Between 1950 and 2013, 1995 scientific articles were published that have the terms “periodontal diseases” and “antibacterial agents” as Medical Subject Headings. Which of these articles provides information that is clinically relevant? Are those articles that are clinically relevant selected and accurately summarized in educational courses, textbooks, or systematic reviews? Relying on authority to ensure that this happened can be dangerous.
Einstein purportedly said that “his own major scientific talent was his ability to look at an enormous number of experiments and journal articles, select the very few that were both correct and important, ignore the rest, and build a theory on the right ones.”7 Most evidence-based clinicians aspire toward the same goal when evaluating clinical evidence. In this search for good evidence, a “baloney detection kit”69 can be helpful to separate salesmanship from science and suggestive hints from unequivocal evidence. This chapter introduces 12 tools that might be useful in assessing causality in clinical sciences.

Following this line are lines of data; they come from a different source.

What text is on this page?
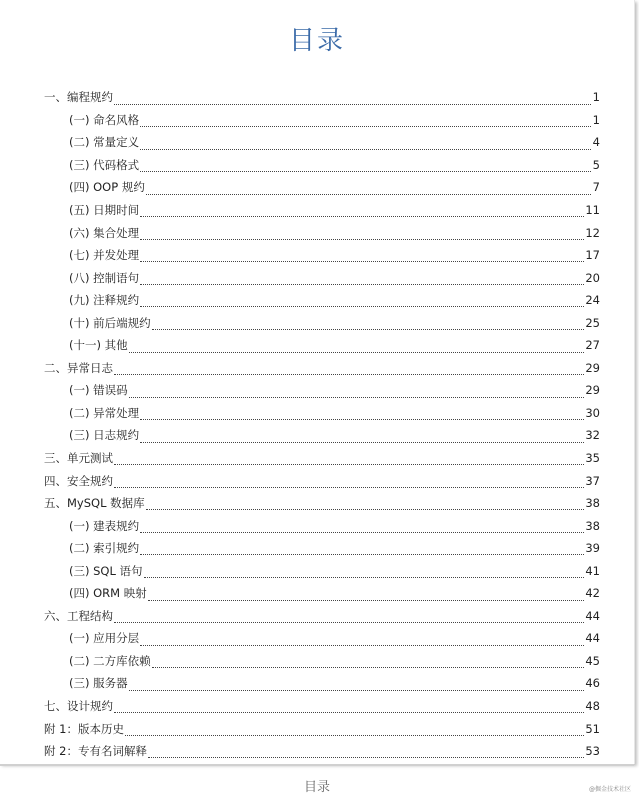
目录
一、编程规约	1
(一) 命名风格	1
(二) 常量定义	4
(三) 代码格式	5
(四) OOP 规约	7
(五) 日期时间	11
(六) 集合处理	12
(七) 并发处理	17
(八) 控制语句	20
(九) 注释规约	24
(十) 前后端规约	25
(十一) 其他	27
二、异常日志	29
(一) 错误码	29
(二) 异常处理	30
(三) 日志规约	32
三、单元测试	35
四、安全规约	37
五、MySQL 数据库	38
(一) 建表规约	38
(二) 索引规约	39
(三) SQL 语句	41
(四) ORM 映射	42
六、工程结构	44
(一) 应用分层	44
(二) 二方库依赖	45
(三) 服务器	46
七、设计规约	48
附 1：版本历史	51
附 2：专有名词解释	53
目录	@掘金技术社区
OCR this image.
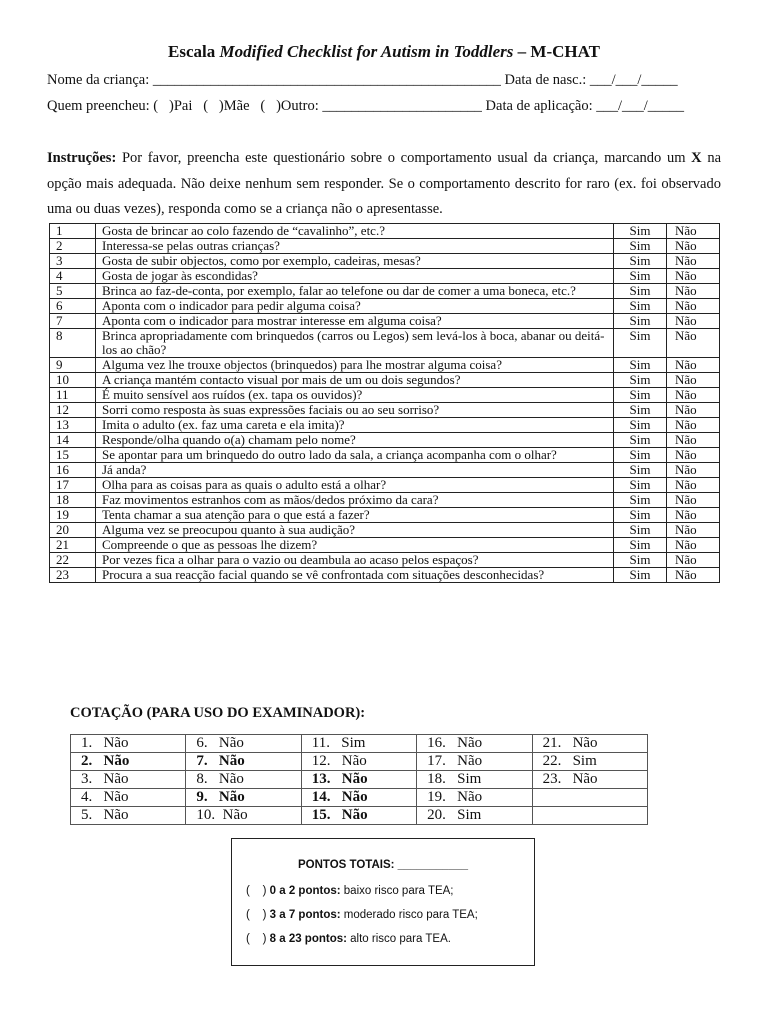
Escala Modified Checklist for Autism in Toddlers – M-CHAT
Nome da criança: ________________________________________________ Data de nasc.: ___/___/_____
Quem preencheu: (   )Pai   (   )Mãe   (   )Outro: ______________________ Data de aplicação: ___/___/_____
Instruções: Por favor, preencha este questionário sobre o comportamento usual da criança, marcando um X na opção mais adequada. Não deixe nenhum sem responder. Se o comportamento descrito for raro (ex. foi observado uma ou duas vezes), responda como se a criança não o apresentasse.
1	Gosta de brincar ao colo fazendo de “cavalinho”, etc.?	Sim	Não
2	Interessa-se pelas outras crianças?	Sim	Não
3	Gosta de subir objectos, como por exemplo, cadeiras, mesas?	Sim	Não
4	Gosta de jogar às escondidas?	Sim	Não
5	Brinca ao faz-de-conta, por exemplo, falar ao telefone ou dar de comer a uma boneca, etc.?	Sim	Não
6	Aponta com o indicador para pedir alguma coisa?	Sim	Não
7	Aponta com o indicador para mostrar interesse em alguma coisa?	Sim	Não
8	Brinca apropriadamente com brinquedos (carros ou Legos) sem levá-los à boca, abanar ou deitá-los ao chão?	Sim	Não
9	Alguma vez lhe trouxe objectos (brinquedos) para lhe mostrar alguma coisa?	Sim	Não
10	A criança mantém contacto visual por mais de um ou dois segundos?	Sim	Não
11	É muito sensível aos ruídos (ex. tapa os ouvidos)?	Sim	Não
12	Sorri como resposta às suas expressões faciais ou ao seu sorriso?	Sim	Não
13	Imita o adulto (ex. faz uma careta e ela imita)?	Sim	Não
14	Responde/olha quando o(a) chamam pelo nome?	Sim	Não
15	Se apontar para um brinquedo do outro lado da sala, a criança acompanha com o olhar?	Sim	Não
16	Já anda?	Sim	Não
17	Olha para as coisas para as quais o adulto está a olhar?	Sim	Não
18	Faz movimentos estranhos com as mãos/dedos próximo da cara?	Sim	Não
19	Tenta chamar a sua atenção para o que está a fazer?	Sim	Não
20	Alguma vez se preocupou quanto à sua audição?	Sim	Não
21	Compreende o que as pessoas lhe dizem?	Sim	Não
22	Por vezes fica a olhar para o vazio ou deambula ao acaso pelos espaços?	Sim	Não
23	Procura a sua reacção facial quando se vê confrontada com situações desconhecidas?	Sim	Não
COTAÇÃO (PARA USO DO EXAMINADOR):
1.   Não	6.   Não	11.   Sim	16.   Não	21.   Não
2.   Não	7.   Não	12.   Não	17.   Não	22.   Sim
3.   Não	8.   Não	13.   Não	18.   Sim	23.   Não
4.   Não	9.   Não	14.   Não	19.   Não	
5.   Não	10.  Não	15.   Não	20.   Sim	
PONTOS TOTAIS: ___________
(    ) 0 a 2 pontos: baixo risco para TEA;
(    ) 3 a 7 pontos: moderado risco para TEA;
(    ) 8 a 23 pontos: alto risco para TEA.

By 1990 it was concluded that “available data thus strongly support the hypothesis that dietary carotenoids reduce the risk of lung cancer.”80 Beta carotene (β-carotene) was hypothesized to interfere passively with oxidative damage to deoxyribonucleic acid (DNA) and lipoproteins,40 and these beliefs in part translated into $210 million sales of β-carotene in 1997 in the United States. Was this convincing evidence or should it be evaluated skeptically? Two large randomized controlled trials (RCTs) were initiated and both were stopped prematurely because β-carotene increased lung cancer risk, cardiovascular disease risk, and overall mortality risk.1,59 In 2005, the primary investigator of one of the trials reported that “beta-carotene should be regulated as a human carcinogen.”58
Evidence on how to cure, manage, or prevent chronic diseases is notoriously contradictory, inconsistent, and unreliable. Mark Twain reminded people to be careful when reading health books because one may die of a misprint.68 Powerful forces conspire to deliver a preponderance of misleading results:
1. Identifying a successful treatment for chronic diseases can be challenging. It has been estimated that less than 0.1% of all investigated treatments are effective. Because the odds for identifying successful interventions for chronic diseases are so small, most so-called effective treatments identified in small clinical trials turn out to be noneffective or even harmful when evaluated in rigorously conducted pivotal trials.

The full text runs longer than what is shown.